Ilmu Falak dalam Peradaban Islam


300 tahun setelah wafatnya nabi Muhammad SAW, umat islam mulai merambah ke puncak dunia dengan menguasai berbagai macam disiplin ilmu. Hal ini diakibatkan karena sangat besarnya perhatian para khalifah yang berkuasa mengenai keberlangsungan ilmu pengetahuan di lingkungan umat islam.

Akhirnya dibangunlah pusat – pusat kajian ke ilmuan islam, ilmu umum, hingga pusat penerjamahan teks – teks pembelajaran Yunani, India, hingga Persia ke bahasa Arab. Tak hanya itu, para khalifah utamanya di zaman kepemimpinan Harun Ar – Rasyid dibangunlah sebuah perpustakaan yang sangat besar dan lengkap yang mungkin akan lebih besar dari pada perpustakaan Kongress di abad ini.

Namanya adalah bait al hikmah. Di sana, menjadi pusat pembelajaran serta penelitian umat islam terdahulu. Sehingga tak jarang banyak ilmuan – ilmuan muslim yang lahir dari tempat itu.
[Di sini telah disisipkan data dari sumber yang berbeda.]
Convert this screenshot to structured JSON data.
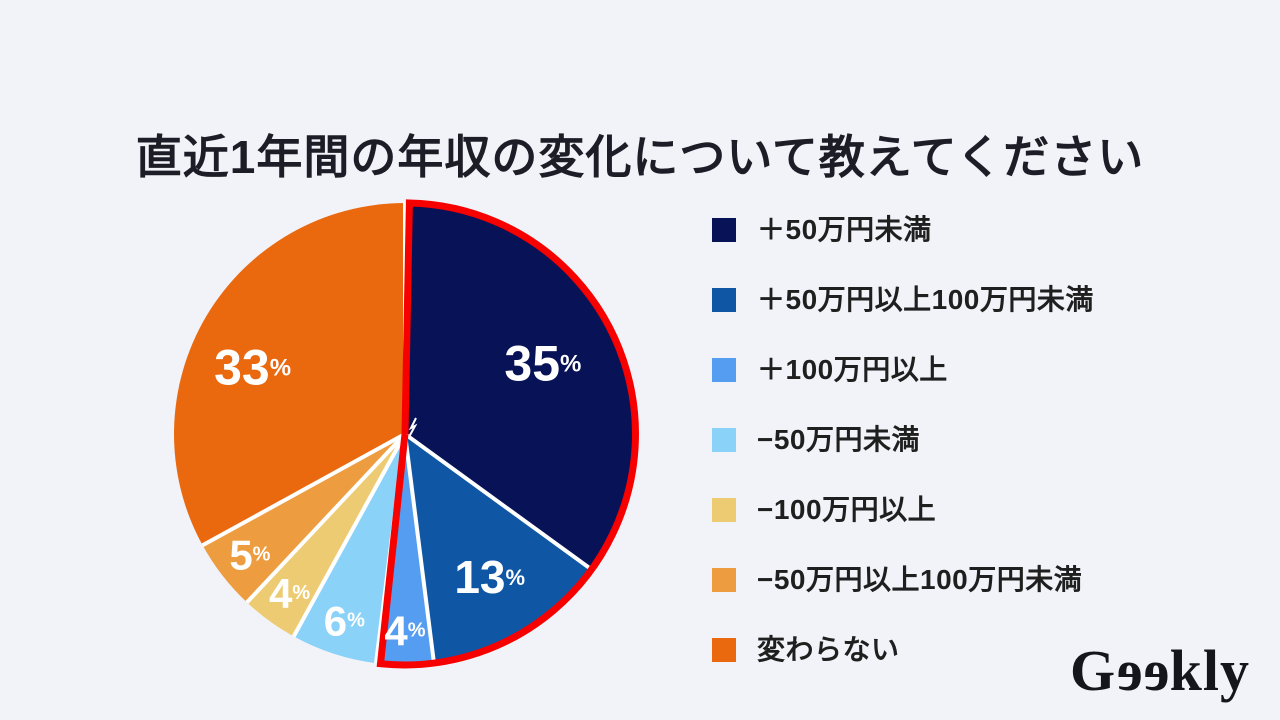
{
  "page": {
    "background_color": "#f2f3f8"
  },
  "chart_data": {
    "type": "pie",
    "title": "直近1年間の年収の変化について教えてください",
    "unit": "%",
    "slices": [
      {
        "label": "＋50万円未満",
        "value": 35,
        "color": "#071257"
      },
      {
        "label": "＋50万円以上100万円未満",
        "value": 13,
        "color": "#0f56a4"
      },
      {
        "label": "＋100万円以上",
        "value": 4,
        "color": "#559df0"
      },
      {
        "label": "−50万円未満",
        "value": 6,
        "color": "#8bd2f8"
      },
      {
        "label": "−100万円以上",
        "value": 4,
        "color": "#edcb72"
      },
      {
        "label": "−50万円以上100万円未満",
        "value": 5,
        "color": "#ed9d40"
      },
      {
        "label": "変わらない",
        "value": 33,
        "color": "#ea680e"
      }
    ],
    "highlight_outline": {
      "color": "#f60000",
      "covers_slices": [
        0,
        1,
        2
      ]
    },
    "layout": {
      "legend_position": "right",
      "start_angle_deg": 0,
      "direction": "clockwise",
      "divider_color": "#ffffff",
      "label_radius_factors": [
        0.67,
        0.72,
        0.85,
        0.85,
        0.85,
        0.85,
        0.72
      ],
      "label_angle_offsets": [
        0,
        0,
        0,
        0,
        0,
        0,
        -7
      ]
    }
  },
  "logo": {
    "text": "Geekly",
    "part_g": "G",
    "part_ee": "ee",
    "part_kly": "kly"
  }
}
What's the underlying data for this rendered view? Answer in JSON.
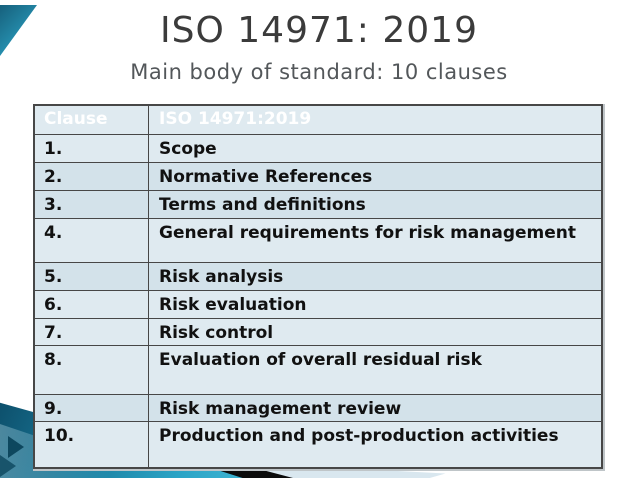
{
  "slide": {
    "title": "ISO 14971: 2019",
    "subtitle": "Main body of standard: 10 clauses"
  },
  "table": {
    "header": {
      "col1": "Clause",
      "col2": "ISO 14971:2019"
    },
    "rows": [
      {
        "clause": "1.",
        "text": "Scope"
      },
      {
        "clause": "2.",
        "text": "Normative References"
      },
      {
        "clause": "3.",
        "text": "Terms and definitions"
      },
      {
        "clause": "4.",
        "text": "General requirements for risk management"
      },
      {
        "clause": "5.",
        "text": "Risk analysis"
      },
      {
        "clause": "6.",
        "text": "Risk evaluation"
      },
      {
        "clause": "7.",
        "text": "Risk control"
      },
      {
        "clause": "8.",
        "text": "Evaluation of overall residual risk"
      },
      {
        "clause": "9.",
        "text": "Risk management review"
      },
      {
        "clause": "10.",
        "text": "Production and post-production activities"
      }
    ]
  },
  "colors": {
    "header_bg": "#2ea7bd",
    "header_text": "#ffffff",
    "row_light": "#dfeaf0",
    "row_alt": "#d3e2ea",
    "cell_border": "#474747",
    "title_text": "#3b3b3b",
    "subtitle_text": "#53575a",
    "accent_teal_dark": "#0d4f6b",
    "accent_teal": "#2ba4c6",
    "swoosh_black": "#0b0b0b",
    "swoosh_pale": "#d9e7ef"
  }
}
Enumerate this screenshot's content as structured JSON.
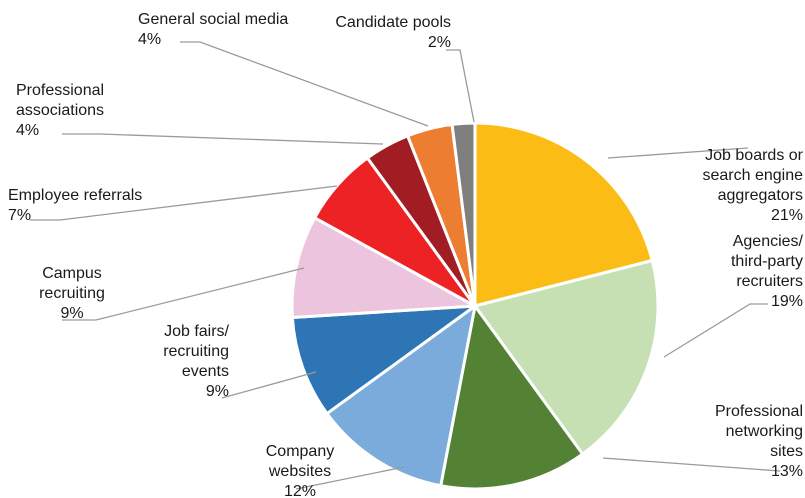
{
  "chart_data": {
    "type": "pie",
    "title": "",
    "start": "12 o'clock",
    "direction": "clockwise",
    "slices": [
      {
        "label": [
          "Job boards or",
          "search engine",
          "aggregators"
        ],
        "pct": "21%",
        "value": 21,
        "color": "#fbbc16"
      },
      {
        "label": [
          "Agencies/",
          "third-party",
          "recruiters"
        ],
        "pct": "19%",
        "value": 19,
        "color": "#c6e0b4"
      },
      {
        "label": [
          "Professional",
          "networking",
          "sites"
        ],
        "pct": "13%",
        "value": 13,
        "color": "#548235"
      },
      {
        "label": [
          "Company",
          "websites"
        ],
        "pct": "12%",
        "value": 12,
        "color": "#7aabdb"
      },
      {
        "label": [
          "Job fairs/",
          "recruiting",
          "events"
        ],
        "pct": "9%",
        "value": 9,
        "color": "#2e75b6"
      },
      {
        "label": [
          "Campus",
          "recruiting"
        ],
        "pct": "9%",
        "value": 9,
        "color": "#ecc4dd"
      },
      {
        "label": [
          "Employee referrals"
        ],
        "pct": "7%",
        "value": 7,
        "color": "#ed2224"
      },
      {
        "label": [
          "Professional",
          "associations"
        ],
        "pct": "4%",
        "value": 4,
        "color": "#a21c23"
      },
      {
        "label": [
          "General social media"
        ],
        "pct": "4%",
        "value": 4,
        "color": "#ed7d31"
      },
      {
        "label": [
          "Candidate pools"
        ],
        "pct": "2%",
        "value": 2,
        "color": "#7f7f7f"
      }
    ]
  }
}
Tidak hanya disiplin ilmu agama saja yang dipelajari, melainkan dari seluruh disiplin ilmu. Mulai dari kedokteran, sains, sosial, hingga ilmu perbintangan, nujum, atau lebih dikenal dengan nama ilmu falak.

Mengenai perkembangan ilmu falak sendiri, berawal dari seorang pengembara India yang menyerahkan sebuah buku astronomis yang berjudul Shindid kepada kerajaan islam di Baghdad pada tahun 773 M. Oleh khalifah Abu Ja’far al – Manshur, diperintahlah agar buku tersebut diterjemahkan ke dalam bahasa arab. Dan momen ini menjadikan si penerjemah yang bernama Ibrahim Al – Fazari menjadi ahli falak pertama dalam islam.

Menyusul setelahnya pada abad ke 8, muncul lagi ilmuan muslim lainnya yang bernama Abu Ja’far Muhammad bin Musa Al-Khawarizmi yang menjadi ketua observatorium al-makmun. Berkat mempelajari teks terjemahan dari pendahulunya, akhirnya ia berhasil merubah varian penomoran india hingga menjadi bentuk arab yang kita kenal hingga sekarang. Melalui proses itu, ia pun akhirnya menemukan bilangan nol.

Ia jugalah yang pertama kali menyusun daftar logaritma yang bisa kita temui hinga sekarang. Di samping itu, Al – Khawarizmi juga menemukan bahwa ekliptika dari bumi itu miring sebesar 23,5 derajat yang mana sains modern setuju dengan hal itu. Perkembangan ilmu falak dalam peradaban islam kembali berkembang sangat pesat di tangan penerusnya, yaitu Abu Ma’syar.

Dari tangannya, telah ditemukan adanya fenomena pasang surut air laut akibat gaya gravitasi bulan. Sementara temannya yang bernama Ibnu Jabar Al – Battani juga telah melakukan terobosan dalam ilmu perbintangan. Ia telah membuktikan adanya gerhana, garis edar, serta jalan atau lintasan bintang. Hebatnya, Al – Battani juga telah mengadakan perbaikan terhadap buku karangan Ptolomeus yaitu Syntasis mengenai garis edar yang sebenarnya.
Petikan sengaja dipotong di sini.